Les prisonniers ont alors été chargés de barrer le lit de deux cours d’eau – la Volga et la Cheksna. Pour ce faire, ont été érigés quatre barrages géants d'une longueur totale de plus de 7 km et d'une hauteur maximale de 35 mètres. Sur la Volga, les travailleurs ont ensuite commencé à construire des écluses pour le passage des bateaux, tandis que sur la Cheksna a été entamée la construction d’une centrale électrique. En outre, ont été initiées l’érection de voies ferrées et de ponts, la coupe des forêts dans les zones inondées et l’évacuation des populations.
Le 13 avril 1941, la crue printanière a ainsi commencé à remplir le réservoir.

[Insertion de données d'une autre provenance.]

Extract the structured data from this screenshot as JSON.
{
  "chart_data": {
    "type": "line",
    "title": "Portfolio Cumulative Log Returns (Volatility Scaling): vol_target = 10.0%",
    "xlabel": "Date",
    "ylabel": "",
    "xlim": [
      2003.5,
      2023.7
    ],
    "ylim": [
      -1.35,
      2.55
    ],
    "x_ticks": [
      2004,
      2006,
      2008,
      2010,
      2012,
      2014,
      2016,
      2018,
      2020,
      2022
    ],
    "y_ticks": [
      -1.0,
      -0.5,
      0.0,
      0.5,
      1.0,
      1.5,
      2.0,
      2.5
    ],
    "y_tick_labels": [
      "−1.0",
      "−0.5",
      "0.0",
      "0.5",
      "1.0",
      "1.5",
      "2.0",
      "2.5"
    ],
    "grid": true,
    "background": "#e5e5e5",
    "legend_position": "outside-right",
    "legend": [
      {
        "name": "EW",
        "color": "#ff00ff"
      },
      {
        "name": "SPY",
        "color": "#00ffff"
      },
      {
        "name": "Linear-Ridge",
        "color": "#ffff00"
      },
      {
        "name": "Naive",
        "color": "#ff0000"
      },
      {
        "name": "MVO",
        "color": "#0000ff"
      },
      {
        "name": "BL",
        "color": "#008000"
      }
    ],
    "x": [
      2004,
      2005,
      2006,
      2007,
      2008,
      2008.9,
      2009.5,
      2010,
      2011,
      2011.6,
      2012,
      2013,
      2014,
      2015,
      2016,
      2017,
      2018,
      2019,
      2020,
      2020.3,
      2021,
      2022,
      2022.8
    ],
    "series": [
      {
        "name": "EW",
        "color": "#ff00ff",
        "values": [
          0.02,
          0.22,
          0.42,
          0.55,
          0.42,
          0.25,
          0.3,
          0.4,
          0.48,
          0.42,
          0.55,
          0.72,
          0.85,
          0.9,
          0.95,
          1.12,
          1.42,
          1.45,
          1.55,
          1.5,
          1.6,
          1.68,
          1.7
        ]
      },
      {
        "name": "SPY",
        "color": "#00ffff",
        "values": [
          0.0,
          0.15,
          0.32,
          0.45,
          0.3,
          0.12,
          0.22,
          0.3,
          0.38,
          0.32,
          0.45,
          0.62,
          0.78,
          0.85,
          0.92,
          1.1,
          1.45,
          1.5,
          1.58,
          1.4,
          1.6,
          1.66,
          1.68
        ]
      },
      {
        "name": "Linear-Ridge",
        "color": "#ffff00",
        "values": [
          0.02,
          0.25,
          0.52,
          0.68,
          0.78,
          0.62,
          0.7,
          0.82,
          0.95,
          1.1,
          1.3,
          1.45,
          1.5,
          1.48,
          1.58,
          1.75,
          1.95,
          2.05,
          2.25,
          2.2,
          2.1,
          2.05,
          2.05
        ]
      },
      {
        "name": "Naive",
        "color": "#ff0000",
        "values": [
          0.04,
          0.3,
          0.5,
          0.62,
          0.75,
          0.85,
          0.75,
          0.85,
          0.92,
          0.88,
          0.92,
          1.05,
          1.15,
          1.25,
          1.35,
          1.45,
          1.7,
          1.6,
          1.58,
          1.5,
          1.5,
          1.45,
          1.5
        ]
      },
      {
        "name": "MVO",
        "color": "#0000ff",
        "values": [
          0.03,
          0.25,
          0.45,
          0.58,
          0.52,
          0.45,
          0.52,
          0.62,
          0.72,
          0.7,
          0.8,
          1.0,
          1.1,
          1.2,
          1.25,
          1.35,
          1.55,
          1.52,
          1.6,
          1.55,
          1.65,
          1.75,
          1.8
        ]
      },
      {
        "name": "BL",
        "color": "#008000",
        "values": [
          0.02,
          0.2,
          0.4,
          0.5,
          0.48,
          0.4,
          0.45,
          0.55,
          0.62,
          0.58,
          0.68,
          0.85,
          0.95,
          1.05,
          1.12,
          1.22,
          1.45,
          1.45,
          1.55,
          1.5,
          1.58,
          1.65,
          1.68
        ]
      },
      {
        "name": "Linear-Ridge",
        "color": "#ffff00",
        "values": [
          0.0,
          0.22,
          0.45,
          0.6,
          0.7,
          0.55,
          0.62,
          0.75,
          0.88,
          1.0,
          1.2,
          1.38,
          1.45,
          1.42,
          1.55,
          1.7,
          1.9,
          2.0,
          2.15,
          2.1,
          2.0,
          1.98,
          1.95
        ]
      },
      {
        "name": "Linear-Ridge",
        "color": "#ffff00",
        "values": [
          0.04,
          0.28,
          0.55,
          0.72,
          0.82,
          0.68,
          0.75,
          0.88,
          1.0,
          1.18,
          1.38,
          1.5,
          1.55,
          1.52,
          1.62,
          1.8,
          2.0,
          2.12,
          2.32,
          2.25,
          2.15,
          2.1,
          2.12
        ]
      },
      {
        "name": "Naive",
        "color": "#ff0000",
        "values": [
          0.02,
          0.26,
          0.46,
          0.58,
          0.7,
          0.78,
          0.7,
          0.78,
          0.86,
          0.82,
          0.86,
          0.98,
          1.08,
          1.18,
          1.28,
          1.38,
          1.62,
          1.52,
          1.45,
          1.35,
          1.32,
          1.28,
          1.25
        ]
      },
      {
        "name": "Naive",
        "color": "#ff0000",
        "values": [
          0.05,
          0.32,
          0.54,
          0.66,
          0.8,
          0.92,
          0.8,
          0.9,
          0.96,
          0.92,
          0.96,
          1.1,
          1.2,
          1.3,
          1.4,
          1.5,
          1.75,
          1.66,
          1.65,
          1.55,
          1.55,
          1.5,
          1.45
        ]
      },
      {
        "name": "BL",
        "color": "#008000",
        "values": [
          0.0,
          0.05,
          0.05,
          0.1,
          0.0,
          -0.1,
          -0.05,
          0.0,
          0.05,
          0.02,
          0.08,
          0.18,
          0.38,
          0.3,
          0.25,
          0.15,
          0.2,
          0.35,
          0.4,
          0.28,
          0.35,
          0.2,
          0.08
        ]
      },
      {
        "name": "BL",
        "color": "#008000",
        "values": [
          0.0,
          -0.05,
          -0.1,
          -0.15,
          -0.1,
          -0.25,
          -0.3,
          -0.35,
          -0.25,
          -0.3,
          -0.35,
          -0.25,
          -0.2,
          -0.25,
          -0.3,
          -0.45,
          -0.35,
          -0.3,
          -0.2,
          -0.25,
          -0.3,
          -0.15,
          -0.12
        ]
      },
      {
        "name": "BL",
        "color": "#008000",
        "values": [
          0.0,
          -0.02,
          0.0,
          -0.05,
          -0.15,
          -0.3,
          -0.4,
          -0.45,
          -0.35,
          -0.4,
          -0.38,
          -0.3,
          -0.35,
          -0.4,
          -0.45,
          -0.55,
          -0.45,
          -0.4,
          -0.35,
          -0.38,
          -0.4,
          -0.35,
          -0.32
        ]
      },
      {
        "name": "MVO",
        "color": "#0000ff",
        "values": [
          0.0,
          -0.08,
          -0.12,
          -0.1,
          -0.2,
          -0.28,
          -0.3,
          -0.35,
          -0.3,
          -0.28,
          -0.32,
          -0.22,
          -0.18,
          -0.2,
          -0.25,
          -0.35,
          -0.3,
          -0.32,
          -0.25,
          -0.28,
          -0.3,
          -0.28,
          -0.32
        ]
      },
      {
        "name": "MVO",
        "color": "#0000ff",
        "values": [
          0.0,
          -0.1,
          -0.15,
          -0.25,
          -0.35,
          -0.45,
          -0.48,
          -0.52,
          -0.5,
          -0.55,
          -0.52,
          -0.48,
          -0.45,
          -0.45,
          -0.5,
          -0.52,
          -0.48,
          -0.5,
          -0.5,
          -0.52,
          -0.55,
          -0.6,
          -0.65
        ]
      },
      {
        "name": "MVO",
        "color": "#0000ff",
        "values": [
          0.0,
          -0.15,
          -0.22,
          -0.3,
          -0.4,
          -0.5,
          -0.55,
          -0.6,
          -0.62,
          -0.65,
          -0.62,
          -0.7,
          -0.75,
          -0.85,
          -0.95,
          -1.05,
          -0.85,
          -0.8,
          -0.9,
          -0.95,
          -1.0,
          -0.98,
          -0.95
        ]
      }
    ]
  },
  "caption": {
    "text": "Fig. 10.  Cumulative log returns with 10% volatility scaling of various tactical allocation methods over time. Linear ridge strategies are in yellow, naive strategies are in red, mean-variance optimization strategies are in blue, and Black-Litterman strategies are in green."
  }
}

Pendant ce temps, le bâtiment de la centrale hydroélectrique se dressait toutefois sans toit. La construction était en effet rendue difficile par le début de la Seconde Guerre mondiale. L'alimentation et l'entretien des prisonniers au début du conflit se sont donc rapidement détériorés – déjà en 1942, un prisonnier sur quatre est mort au Volgolag.
Malgré cela, le 18 novembre 1941, la centrale hydroélectrique de Rybinsk a débuté sa production d’énergie. Ce jour-là, le premier des six hydrogénérateurs prévus a été démarré. Il était protégé de la neige et de la pluie par une tente en toile. Les Allemands, qui ont bombardé Rybinsk, n'ont pas lâché une seule bombe sur la centrale hydroélectrique – leurs éclaireurs ne croyaient tout simplement pas que cela pouvait fonctionner sous cette forme. À l'époque, la centrale hydroélectrique de Rybinsk était pourtant le principal fournisseur d'électricité de Moscou.
Au fil du temps, le nombre de générateurs a augmenté, tandis que des murs et un toit ont fait leur apparition. En 1955, la centrale hydroélectrique a par conséquent été achevée.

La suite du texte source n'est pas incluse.